Area under receiver operating characteristic (ROC) curve (AUC) of 5-gene model in predicting infliximab response in rheumatoid arthritis patients. The 5-gene model for predicting infliximab response in GSE58795 (A) and GSE42296 (B), and predicting placebo response (C). Five-gene model at the early phrase of infliximab treatment (week 2) to predict long-term response (week 14) (D).

Discussion

Response prediction has significant health and economic benefits, but the prediction based on clinical parameters and disease activity scores could not satisfy the need for accuracy. With the development of high-throughput gene detection technology, gene expression profiling has been used in identifying genes associated with disease diagnosis, prognosis, and treatment. Several studies tested the mRNA expression profiles in peripheral blood samples from RA patients before infliximab treatment, and detected gene panels discriminating between future responders and non-responders. Although synovial biopsy samples could reflect the degree of inflammation at a specific joint and the response to infliximab more directly, it was difficult to obtain such samples, particularly from multiple sites and at different time points. Thus, we focused on the use of peripheral blood samples.

The most common approach to searching for biomarkers is to identify individual genes showing statistically significant differences between responders and non-responders. After systematic analyses, we found that differential genes identified in these studies were not consistent with each other, and different gene sets were reported to distinguish between responders and non-responders.
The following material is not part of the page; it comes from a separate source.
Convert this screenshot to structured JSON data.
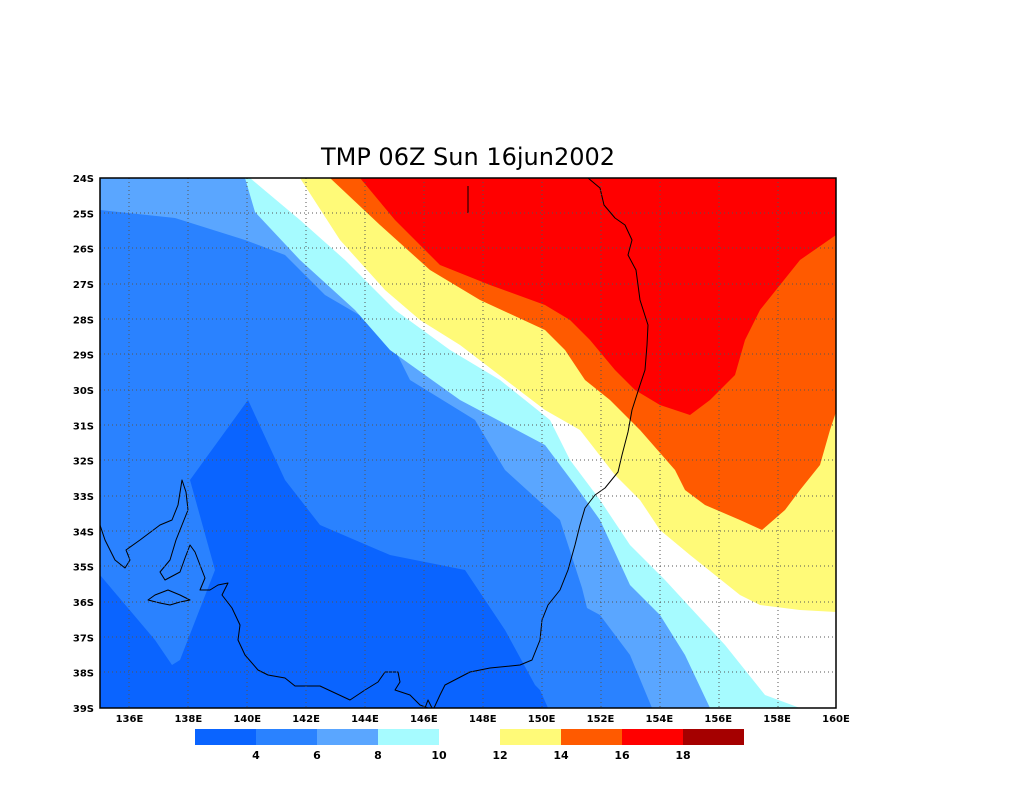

Variability in microarray data arose from many sources. First, most studies were limited in sample size, and the response criteria varied from studies (ACR, EULAR, serum CRP, or DAI). The discrepancies between regions and ethnicities were also inevitable. In the experimental aspects, 8 studies used 8 different kinds of microarray platforms. Different platforms contained different gene-oriented probes, and not all platforms were well-annotated. Sampling, RNA amplification and labeling, and the hybridization conditions might also affect the results.
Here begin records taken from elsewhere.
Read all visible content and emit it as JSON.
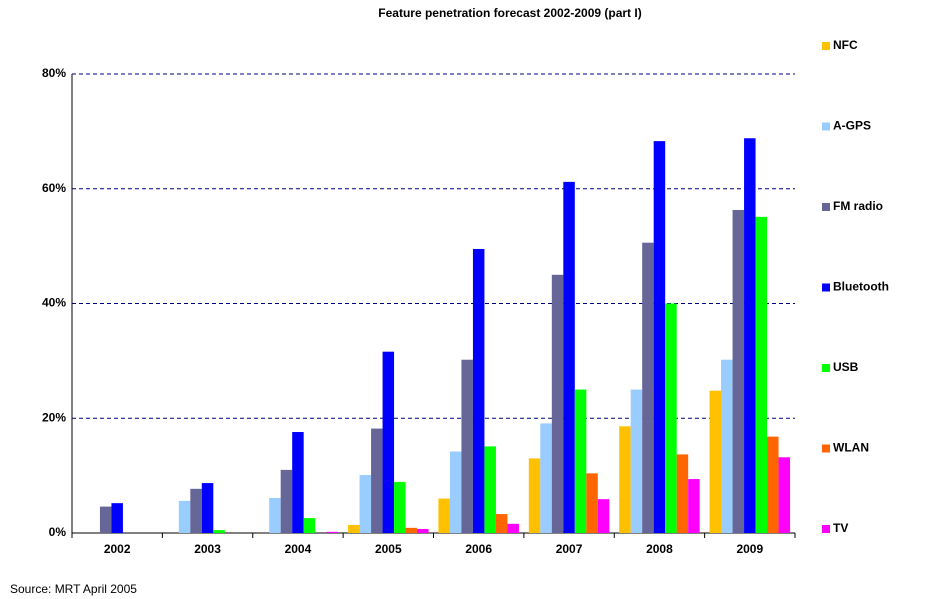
{
  "chart_data": {
    "type": "bar",
    "title": "Feature penetration forecast 2002-2009 (part I)",
    "source": "Source: MRT April 2005",
    "categories": [
      "2002",
      "2003",
      "2004",
      "2005",
      "2006",
      "2007",
      "2008",
      "2009"
    ],
    "series": [
      {
        "name": "NFC",
        "color": "#ffc000",
        "values": [
          0,
          0,
          0,
          1.4,
          6,
          13,
          18.6,
          24.8
        ]
      },
      {
        "name": "A-GPS",
        "color": "#99ccff",
        "values": [
          0,
          5.6,
          6.1,
          10.1,
          14.2,
          19.1,
          25,
          30.2
        ]
      },
      {
        "name": "FM radio",
        "color": "#666699",
        "values": [
          4.6,
          7.7,
          11,
          18.2,
          30.2,
          45,
          50.6,
          56.3
        ]
      },
      {
        "name": "Bluetooth",
        "color": "#0000ff",
        "values": [
          5.2,
          8.7,
          17.6,
          31.6,
          49.5,
          61.2,
          68.3,
          68.8
        ]
      },
      {
        "name": "USB",
        "color": "#00ff00",
        "values": [
          0,
          0.5,
          2.6,
          8.9,
          15.1,
          25,
          40,
          55.1
        ]
      },
      {
        "name": "WLAN",
        "color": "#ff6600",
        "values": [
          0,
          0,
          0,
          0.9,
          3.3,
          10.4,
          13.7,
          16.8
        ]
      },
      {
        "name": "TV",
        "color": "#ff00ff",
        "values": [
          0,
          0,
          0.2,
          0.7,
          1.6,
          5.9,
          9.4,
          13.2
        ]
      }
    ],
    "ylim": [
      0,
      80
    ],
    "yticks": [
      {
        "value": 0,
        "label": "0%"
      },
      {
        "value": 20,
        "label": "20%"
      },
      {
        "value": 40,
        "label": "40%"
      },
      {
        "value": 60,
        "label": "60%"
      },
      {
        "value": 80,
        "label": "80%"
      }
    ],
    "grid": true,
    "legend": "right"
  }
}
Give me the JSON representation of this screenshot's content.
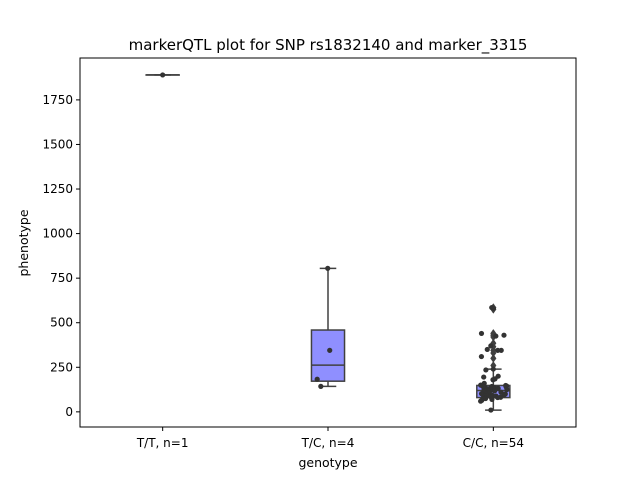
{
  "chart_data": {
    "type": "box",
    "title": "markerQTL plot for SNP rs1832140 and marker_3315",
    "xlabel": "genotype",
    "ylabel": "phenotype",
    "ylim": [
      -85,
      1985
    ],
    "yticks": [
      0,
      250,
      500,
      750,
      1000,
      1250,
      1500,
      1750
    ],
    "categories": [
      "T/T, n=1",
      "T/C, n=4",
      "C/C, n=54"
    ],
    "colors": {
      "box": "#8F8FFF",
      "line": "#404040",
      "point": "#333333",
      "frame": "#000000"
    },
    "boxes": [
      {
        "category": "T/T, n=1",
        "q1": 1890,
        "median": 1890,
        "q3": 1890,
        "whisker_low": 1890,
        "whisker_high": 1890,
        "fliers": []
      },
      {
        "category": "T/C, n=4",
        "q1": 172,
        "median": 262,
        "q3": 459,
        "whisker_low": 143,
        "whisker_high": 805,
        "fliers": []
      },
      {
        "category": "C/C, n=54",
        "q1": 80,
        "median": 120,
        "q3": 148,
        "whisker_low": 10,
        "whisker_high": 240,
        "fliers": [
          260,
          300,
          330,
          345,
          365,
          385,
          420,
          430,
          440,
          575,
          585
        ]
      }
    ],
    "points": [
      {
        "category": "T/T, n=1",
        "values": [
          1890
        ]
      },
      {
        "category": "T/C, n=4",
        "values": [
          805,
          345,
          183,
          143
        ]
      },
      {
        "category": "C/C, n=54",
        "values": [
          585,
          580,
          440,
          430,
          425,
          370,
          350,
          345,
          345,
          310,
          240,
          235,
          200,
          195,
          185,
          180,
          160,
          150,
          148,
          145,
          145,
          142,
          140,
          140,
          138,
          135,
          132,
          130,
          128,
          125,
          122,
          120,
          118,
          115,
          112,
          110,
          108,
          105,
          102,
          100,
          98,
          95,
          92,
          90,
          88,
          85,
          82,
          80,
          78,
          75,
          70,
          65,
          60,
          10
        ]
      }
    ]
  }
}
Variation between these studies made it a huge challenge to integrate the findings directly. Thus, we analyzed the differential genes associated with the subsequent infliximab efficacy according to the criteria of each study. Considering that there was no overlap of differential genes across all 8 studies, the genes recognized by at least half of the studies were chosen as candidate biomarkers. Then, 2 random-prospective-designed datasets were used to test the predictive power of candidate biomarkers. These 2 datasets also used the widely recognized response criteria of ACR and EULAR. Five genes were identified for the validation (FKBP1A, FGF12, ANO1, LRRC31, and AKR1D1). Gene ontology analysis indicated that the 5 genes were significantly associated with the regulation of transmembrane transport. However, no single gene showed good predictive power, but the 5-gene model of logistics regression had an accurate prediction at baseline, as well as at the early phrase of treatment. Currently, most, if not all, therapeutic effect prediction studies focused on the predictive values of single genes rather than multiple genes. Our study indicated an excellent performance of joint prediction by multiple genes, which could also illuminate the low predictive values of differential genes in eligible studies.
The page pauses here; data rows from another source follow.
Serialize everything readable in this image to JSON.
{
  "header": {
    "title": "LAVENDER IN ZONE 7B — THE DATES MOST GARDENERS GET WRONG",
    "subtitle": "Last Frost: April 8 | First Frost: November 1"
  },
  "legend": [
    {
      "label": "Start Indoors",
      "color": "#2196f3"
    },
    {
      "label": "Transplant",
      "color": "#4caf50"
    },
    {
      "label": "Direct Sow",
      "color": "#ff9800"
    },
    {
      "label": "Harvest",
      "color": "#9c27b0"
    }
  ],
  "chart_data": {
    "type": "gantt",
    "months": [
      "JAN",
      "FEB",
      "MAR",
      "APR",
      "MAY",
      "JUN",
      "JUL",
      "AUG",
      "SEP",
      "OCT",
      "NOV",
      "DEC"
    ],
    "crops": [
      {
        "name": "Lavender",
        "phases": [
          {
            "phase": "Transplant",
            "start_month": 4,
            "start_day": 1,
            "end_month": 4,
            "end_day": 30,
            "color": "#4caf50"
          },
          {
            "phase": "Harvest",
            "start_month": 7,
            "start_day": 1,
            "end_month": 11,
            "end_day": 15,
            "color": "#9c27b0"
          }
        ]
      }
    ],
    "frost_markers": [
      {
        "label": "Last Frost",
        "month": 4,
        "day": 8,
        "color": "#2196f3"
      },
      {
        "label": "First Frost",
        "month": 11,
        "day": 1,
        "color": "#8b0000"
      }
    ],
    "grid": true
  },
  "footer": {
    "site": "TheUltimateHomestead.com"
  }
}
This study had some strengths and limitations. First, we believe this is the first systematic study to identify the circulating biomarkers for predicting RA infliximab response through bioinformatics analysis of the microarray data from public databases. Second, a 5-gene model was established and showed good predictive power, and it was also applicable at the early phrase of treatment. A limitation of the study is that the included datasets were heterogeneous. Large-scale prospective studies are needed to corroborate our results.

Conclusions

The models of FKBP1A, FGF12, ANO1, LRRC31, and AKR1D1 in peripheral blood is useful for efficiently predicting the response to infliximab treatment in rheumatoid arthritis patients.